TFF vurdumduymaz tavırlarda
Olayların başrolünde alt ligler var. Profesyonel maçlarda taraftardan fazla Polis var. Halbuki olaylar aşağıdaki liglerde. Bölgesel Amatör Ligde bile birkaç maçın haricinde statlarda Polisler resmigeçit yapıyor. Süper Amatör Lig ve daha alt liglerde ise güvenliği sağlamak birinci vazifesi olan TFF, vurdumduymaz tavrına devam ediyor.
Hakem raporları
Yetkililere bu olayları sorduğumuzda Hakemlerin raporlarının doğru düzgün yazmadığı söyleniyor. Doğru dürüst maç yönetemeyen nasıl doğru rapor yazsın! Önümüzde güzel ve kötü örnekler var. Misal vereceğim, Günyamaç-Eroğlu maçının Hakem raporu TFF’nin elini kolaylaştırdı. Genç Hakem soyunma odasının kapısına çıktı ve gerekenleri yazdı. Ya diğer maçlar, soyunma odasına kaçan Hakem, önce canını düşünür. ‘Bana ne kim ne yaparsa yapsın’ der… Hakemlerin de koruması gereken bir canı var. Ayrıca Statların birçoğunda Hakem odaları sahayı görmüyor. Oysa eski sahaların tamamında Hakem odaları sahayı doğrudan görürdü.

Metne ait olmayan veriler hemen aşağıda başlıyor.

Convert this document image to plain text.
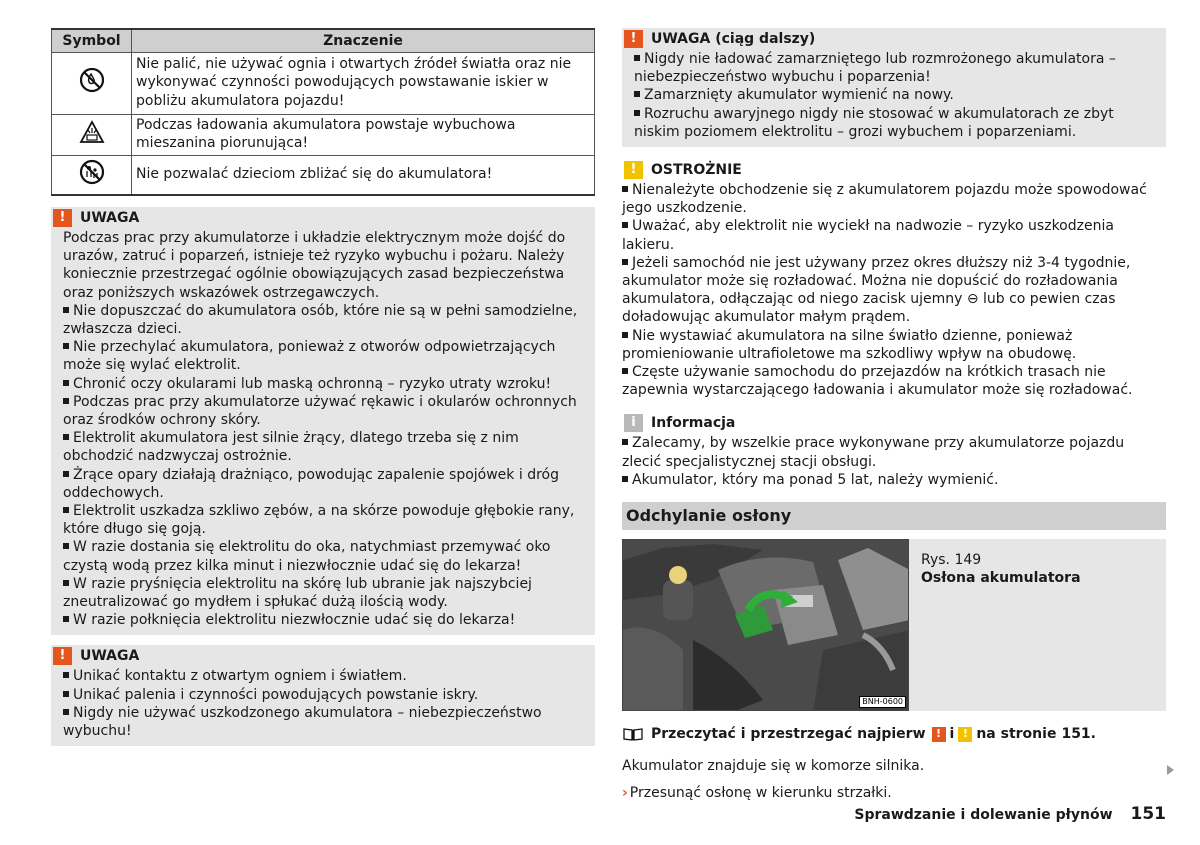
Symbol	Znaczenie
	Nie palić, nie używać ognia i otwartych źródeł światła oraz nie wykonywać czynności powodujących powstawanie iskier w pobliżu akumulatora pojazdu!
	Podczas ładowania akumulatora powstaje wybuchowa mieszanina piorunująca!
	Nie pozwalać dzieciom zbliżać się do akumulatora!
!	UWAGA

Podczas prac przy akumulatorze i układzie elektrycznym może dojść do urazów, zatruć i poparzeń, istnieje też ryzyko wybuchu i pożaru. Należy koniecznie przestrzegać ogólnie obowiązujących zasad bezpieczeństwa oraz poniższych wskazówek ostrzegawczych.

Nie dopuszczać do akumulatora osób, które nie są w pełni samodzielne, zwłaszcza dzieci.

Nie przechylać akumulatora, ponieważ z otworów odpowietrzających może się wylać elektrolit.

Chronić oczy okularami lub maską ochronną – ryzyko utraty wzroku!

Podczas prac przy akumulatorze używać rękawic i okularów ochronnych oraz środków ochrony skóry.

Elektrolit akumulatora jest silnie żrący, dlatego trzeba się z nim obchodzić nadzwyczaj ostrożnie.

Żrące opary działają drażniąco, powodując zapalenie spojówek i dróg oddechowych.

Elektrolit uszkadza szkliwo zębów, a na skórze powoduje głębokie rany, które długo się goją.

W razie dostania się elektrolitu do oka, natychmiast przemywać oko czystą wodą przez kilka minut i niezwłocznie udać się do lekarza!

W razie pryśnięcia elektrolitu na skórę lub ubranie jak najszybciej zneutralizować go mydłem i spłukać dużą ilością wody.

W razie połknięcia elektrolitu niezwłocznie udać się do lekarza!

!	UWAGA

Unikać kontaktu z otwartym ogniem i światłem.

Unikać palenia i czynności powodujących powstanie iskry.

Nigdy nie używać uszkodzonego akumulatora – niebezpieczeństwo wybuchu!

!	UWAGA (ciąg dalszy)

Nigdy nie ładować zamarzniętego lub rozmrożonego akumulatora – niebezpieczeństwo wybuchu i poparzenia!

Zamarznięty akumulator wymienić na nowy.

Rozruchu awaryjnego nigdy nie stosować w akumulatorach ze zbyt niskim poziomem elektrolitu – grozi wybuchem i poparzeniami.

!	OSTROŻNIE

Nienależyte obchodzenie się z akumulatorem pojazdu może spowodować jego uszkodzenie.

Uważać, aby elektrolit nie wyciekł na nadwozie – ryzyko uszkodzenia lakieru.

Jeżeli samochód nie jest używany przez okres dłuższy niż 3-4 tygodnie, akumulator może się rozładować. Można nie dopuścić do rozładowania akumulatora, odłączając od niego zacisk ujemny ⊖ lub co pewien czas doładowując akumulator małym prądem.

Nie wystawiać akumulatora na silne światło dzienne, ponieważ promieniowanie ultrafioletowe ma szkodliwy wpływ na obudowę.

Częste używanie samochodu do przejazdów na krótkich trasach nie zapewnia wystarczającego ładowania i akumulator może się rozładować.

i	Informacja

Zalecamy, by wszelkie prace wykonywane przy akumulatorze pojazdu zlecić specjalistycznej stacji obsługi.

Akumulator, który ma ponad 5 lat, należy wymienić.

Odchylanie osłony
BNH-0600
Rys. 149
Osłona akumulatora
Przeczytać i przestrzegać najpierw ! i ! na stronie 151.

Akumulator znajduje się w komorze silnika.

› Przesunąć osłonę w kierunku strzałki.

Sprawdzanie i dolewanie płynów 151
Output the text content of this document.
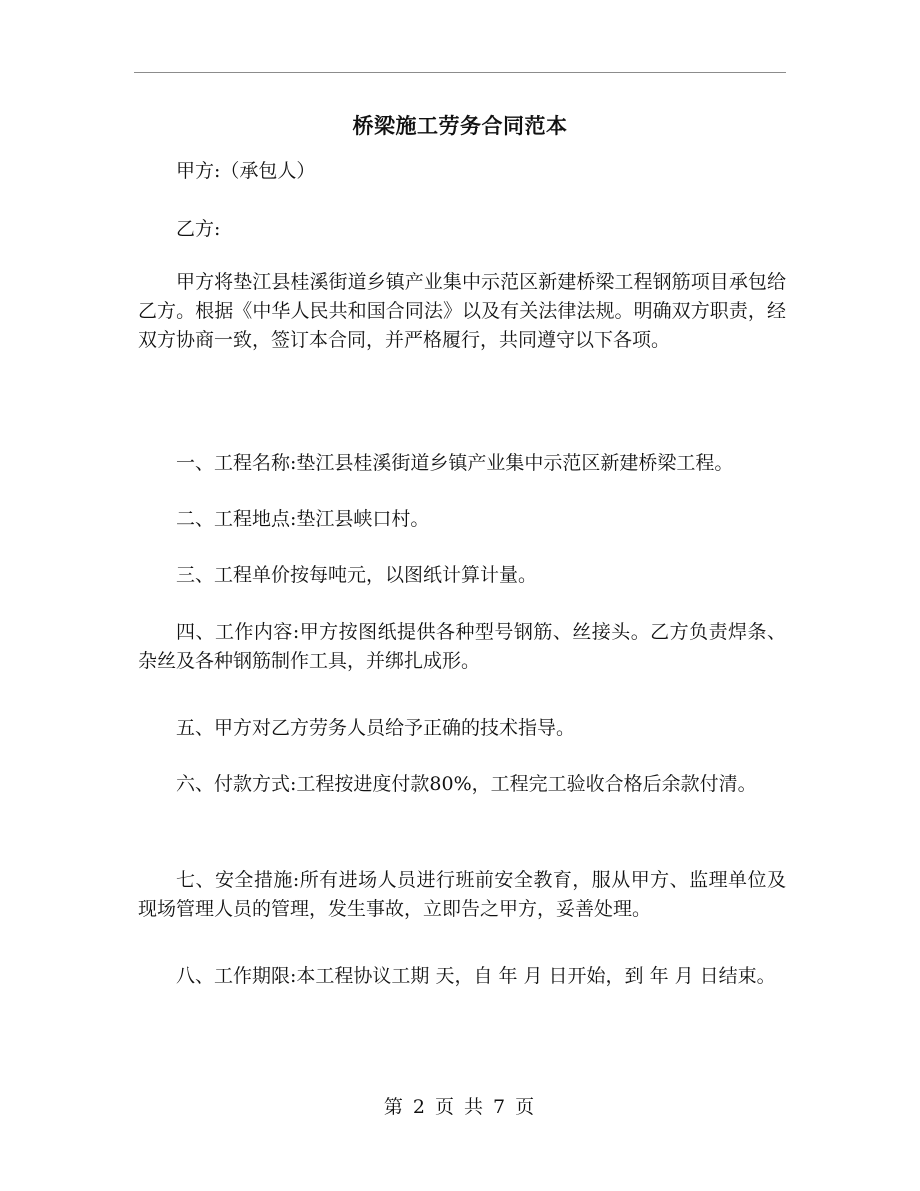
桥梁施工劳务合同范本

甲方:（承包人）

乙方:

甲方将垫江县桂溪街道乡镇产业集中示范区新建桥梁工程钢筋项目承包给乙方。根据《中华人民共和国合同法》以及有关法律法规。明确双方职责，经双方协商一致，签订本合同，并严格履行，共同遵守以下各项。

一、工程名称:垫江县桂溪街道乡镇产业集中示范区新建桥梁工程。

二、工程地点:垫江县峡口村。

三、工程单价按每吨元，以图纸计算计量。

四、工作内容:甲方按图纸提供各种型号钢筋、丝接头。乙方负责焊条、杂丝及各种钢筋制作工具，并绑扎成形。

五、甲方对乙方劳务人员给予正确的技术指导。

六、付款方式:工程按进度付款80%，工程完工验收合格后余款付清。

七、安全措施:所有进场人员进行班前安全教育，服从甲方、监理单位及现场管理人员的管理，发生事故，立即告之甲方，妥善处理。

八、工作期限:本工程协议工期 天，自 年 月 日开始，到 年 月 日结束。

第 2 页 共 7 页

Antrenör, Antrenöre kafa atıyor
Bu hafta İstanbul’da şu yaşanan olaylara bakın, U15 liginde bile kavgalar oluyor. Soyunma odasını basıyorlar. Bir Antrenör diğerine kafa atıyor. Bir başka maçta 3 futbolcu bir Antrenöre saldırıyor. Kendisini koruyan Antrenör de rakip futbolculara vuruyor. Sarhoşlar soyuma odalarını basıyor hem de Polisin gözü önünde. Bir Kulüp Başkanı diğer takımını futbolcusunu maçtan bir gün önce arıyor, “biz gruptan çıkarsak seni falanca yerde istihdam edeceğiz” diyor.

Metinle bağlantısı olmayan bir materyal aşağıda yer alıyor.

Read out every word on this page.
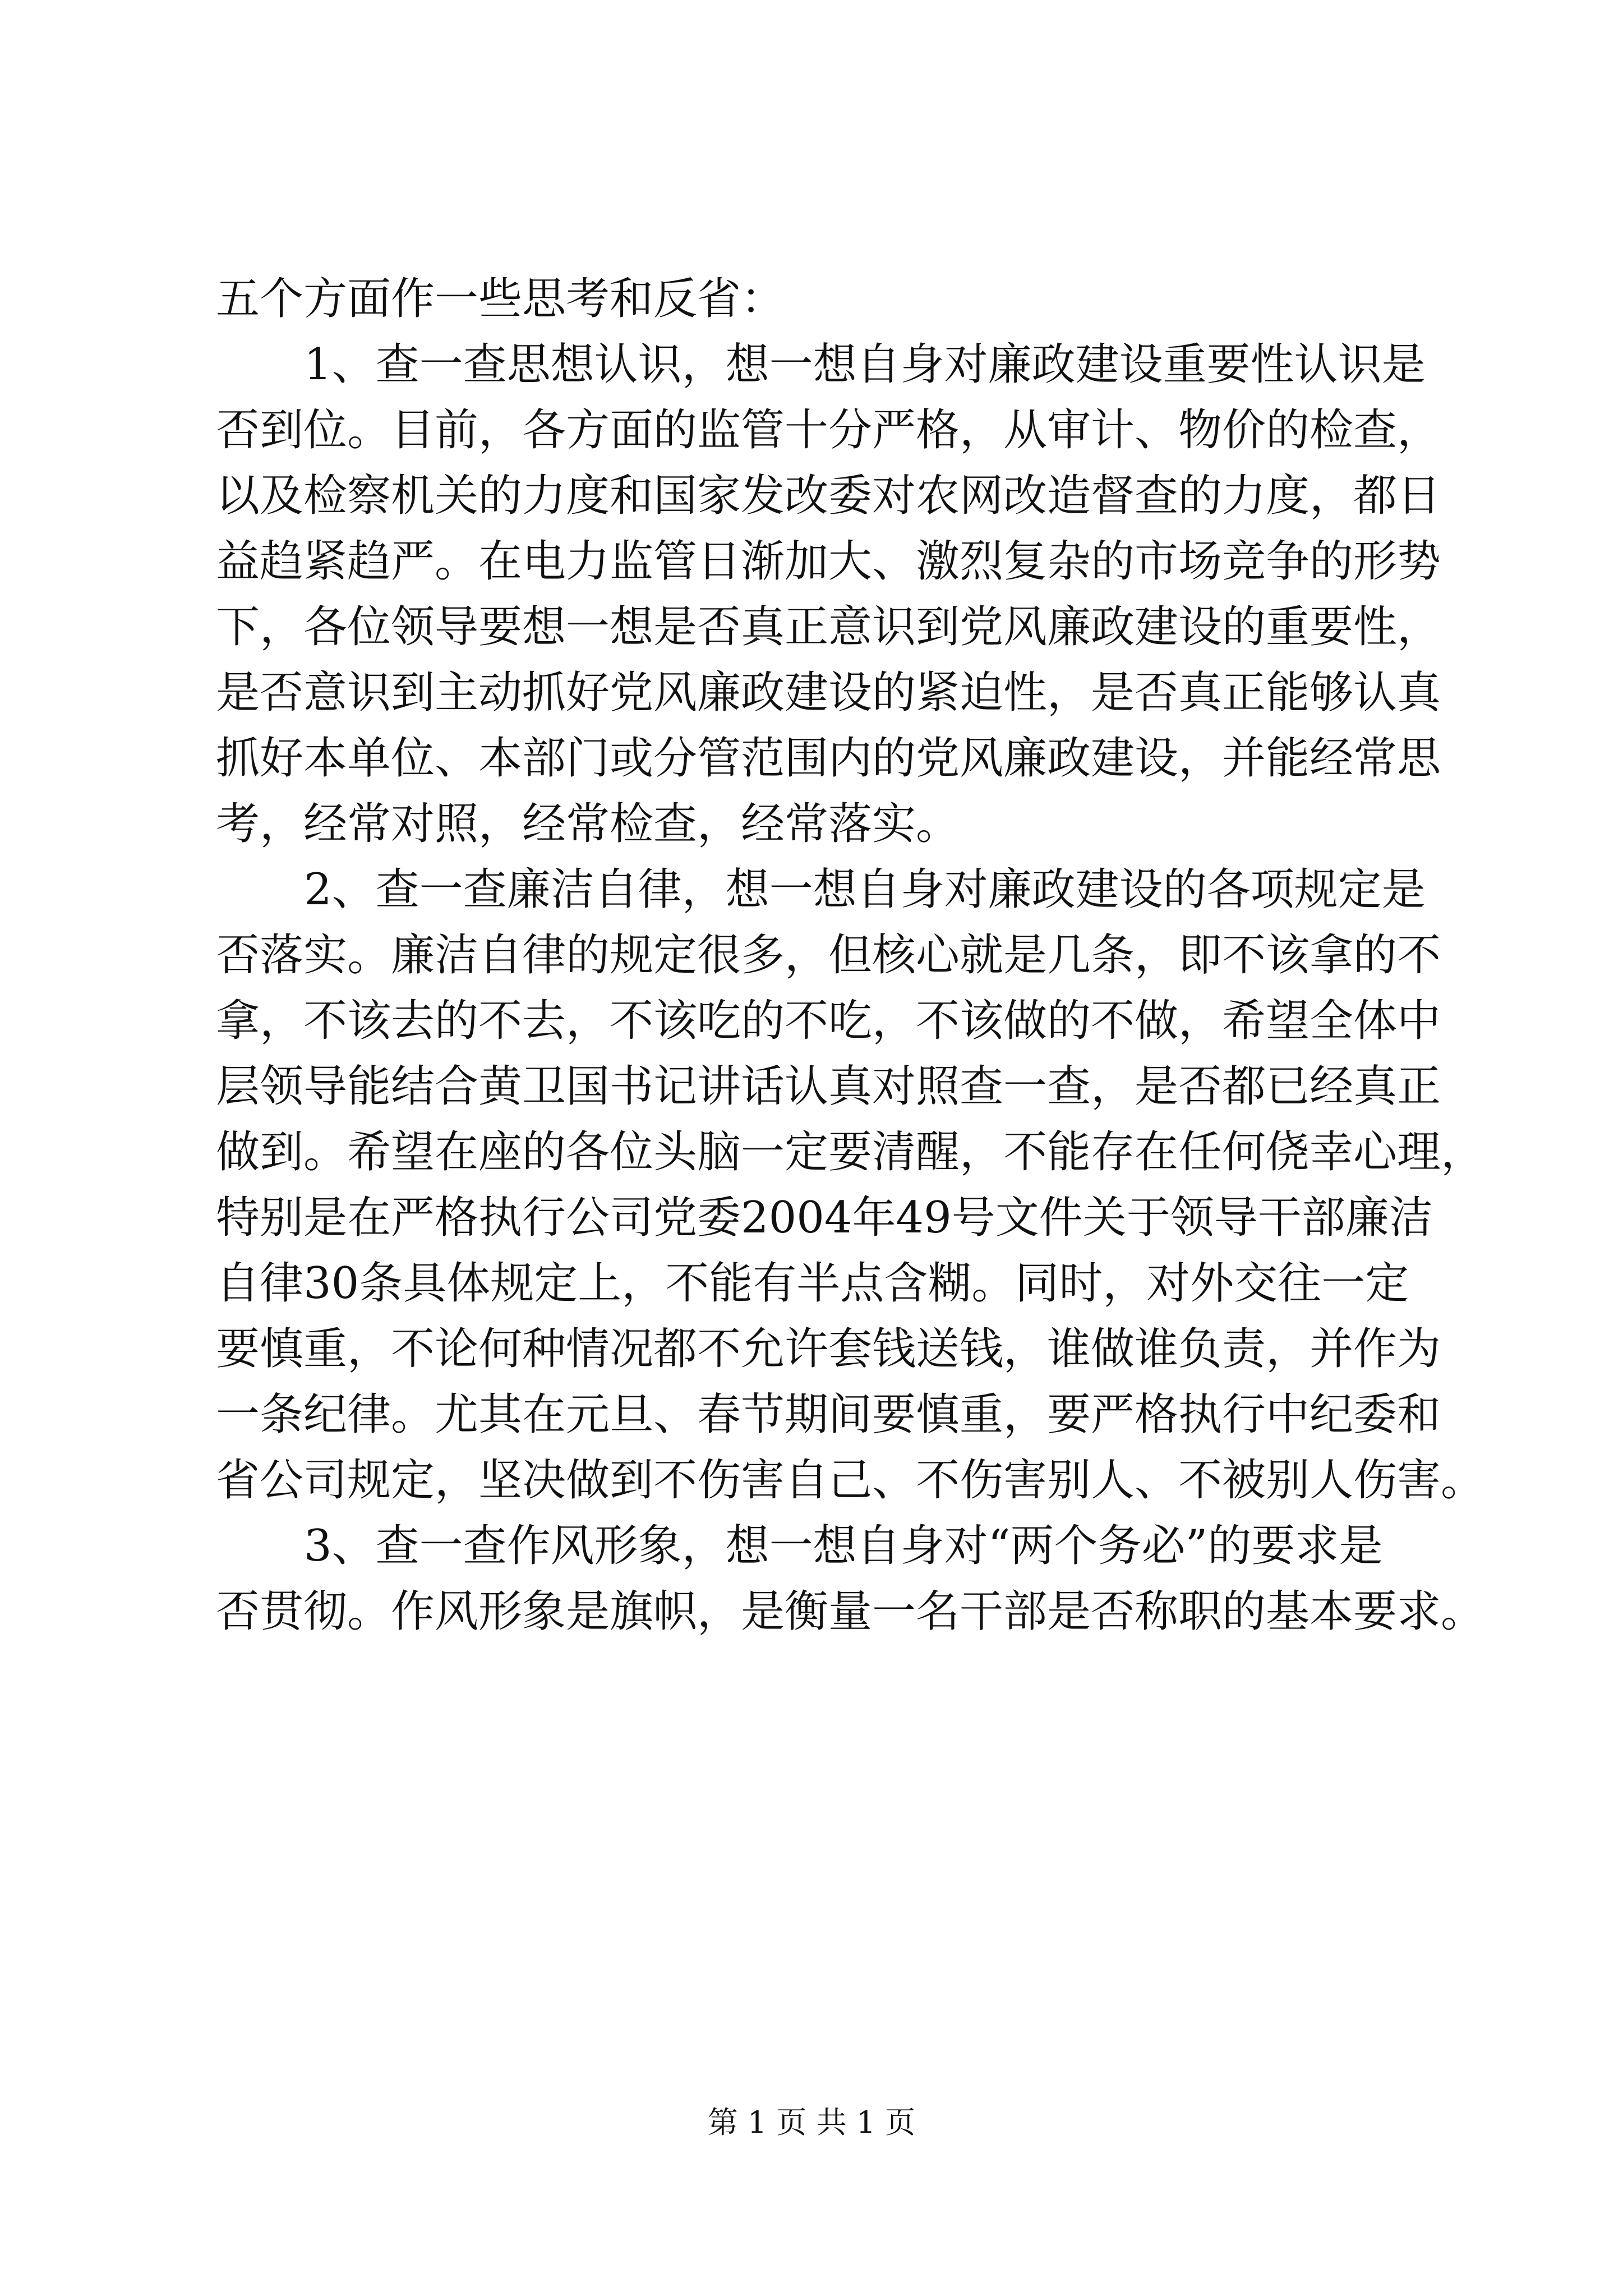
五个方面作一些思考和反省：
1、查一查思想认识，想一想自身对廉政建设重要性认识是
否到位。目前，各方面的监管十分严格，从审计、物价的检查，
以及检察机关的力度和国家发改委对农网改造督查的力度，都日
益趋紧趋严。在电力监管日渐加大、激烈复杂的市场竞争的形势
下，各位领导要想一想是否真正意识到党风廉政建设的重要性，
是否意识到主动抓好党风廉政建设的紧迫性，是否真正能够认真
抓好本单位、本部门或分管范围内的党风廉政建设，并能经常思
考，经常对照，经常检查，经常落实。
2、查一查廉洁自律，想一想自身对廉政建设的各项规定是
否落实。廉洁自律的规定很多，但核心就是几条，即不该拿的不
拿，不该去的不去，不该吃的不吃，不该做的不做，希望全体中
层领导能结合黄卫国书记讲话认真对照查一查，是否都已经真正
做到。希望在座的各位头脑一定要清醒，不能存在任何侥幸心理，
特别是在严格执行公司党委2004年49号文件关于领导干部廉洁
自律30条具体规定上，不能有半点含糊。同时，对外交往一定
要慎重，不论何种情况都不允许套钱送钱，谁做谁负责，并作为
一条纪律。尤其在元旦、春节期间要慎重，要严格执行中纪委和
省公司规定，坚决做到不伤害自己、不伤害别人、不被别人伤害。
3、查一查作风形象，想一想自身对“两个务必”的要求是
否贯彻。作风形象是旗帜，是衡量一名干部是否称职的基本要求。
第 1 页 共 1 页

Sözlerim Ali Tanrıyaşükür’e
Hafta içinde bir maç oynandı, Bahçelievler Soğanlı-Altınova takımları arasında. Okudunuz bunları… Burada İl Temsilciliği hiç kimseye sormadan “ben maçı iptal ettim” deseydi bu olaylar olur muydu? Bir suç varsa en baştaki baş suçludur. Sonra diğerleri gelir… Kulüplerin yaptıkları elbette kabul edilemez boyutta… Ancak makam sahibi olanlara sesleniyorum; Yetkin varsa kullan, çekinme, insanları kırmaktan imtina etme yoksa bu olaylar meydana geldiğinde yine sizin başınız ağrır. Kulüplerin bazıları güzel sözden, kibar davranıştan anlamıyorsa masaya artık yumruğunuzu vurmalısınız. Bu sözlerim İl Temsilcimiz Ali Tanrıyaşükür’e… İnsanlar size güveniyor, bu güvenleri boşa çıkartmayın. Ama siz maalesef bu olayda çekimser kaldınız. Ben dahi size fazlasıyla güveniyor ve inanıyorum. Ancak sizin bazen gereğinden fazla iyimser olduğunuzu düşünüyorum. Ayrıca yumuşak karnınız olan Disiplin Kurulunun kararlarını yetkiniz dahilinde lütfen gözden geçirin. Bu Kurula olan tepkiler giderek artmaya başladı.
İstanbul’da takım çok
İstanbul’da çok olay varsa çok takım olmasının da rolü vardır. 7 kişi bir araya gelip ‘İstanbul bilmem ne sporu’ kurarsa olacağı budur. Halen de İstanbul’da yeni Kulüplerin kurulduğu haberleri geliyor. TFF’nin gücü bir yere kadar, bir tane Milletvekili bulan Kulüp kolayca istediği takımı kurabiliyor. Buna karşı gelecek güç TFF’de yok. Ne de olsa TFF sözde özerk de olsa tüm gücünü Devletten alıyor. Kendi başına bir tane Stat dahi açamayan ama Bakanlıklardan daha büyük bir bütçeye sahip olan Kurumu yönetenler aslında neyin ne olduğunu da çok iyi açıklıyorlar.
Bu sorunu çözmek hepimizin görevi
Sporun içerisinde yer alan aktörler (Sporcu, Antrenör, Spor Kulübü Yöneticisi, Federasyon, Hakemler, Seyirciler, Medya vb) bir bütünün parçaları. Bu parçaların uyum içerisinde, yozlaşmaya sebebiyet vermeden görevlerini yapmaları yaşanan sorunların ortadan kalkmasında önemli bir etken olacaktır. İstanbul’da çok büyük bir sorun var. Bu sorunu çözmek hepimizin görevi.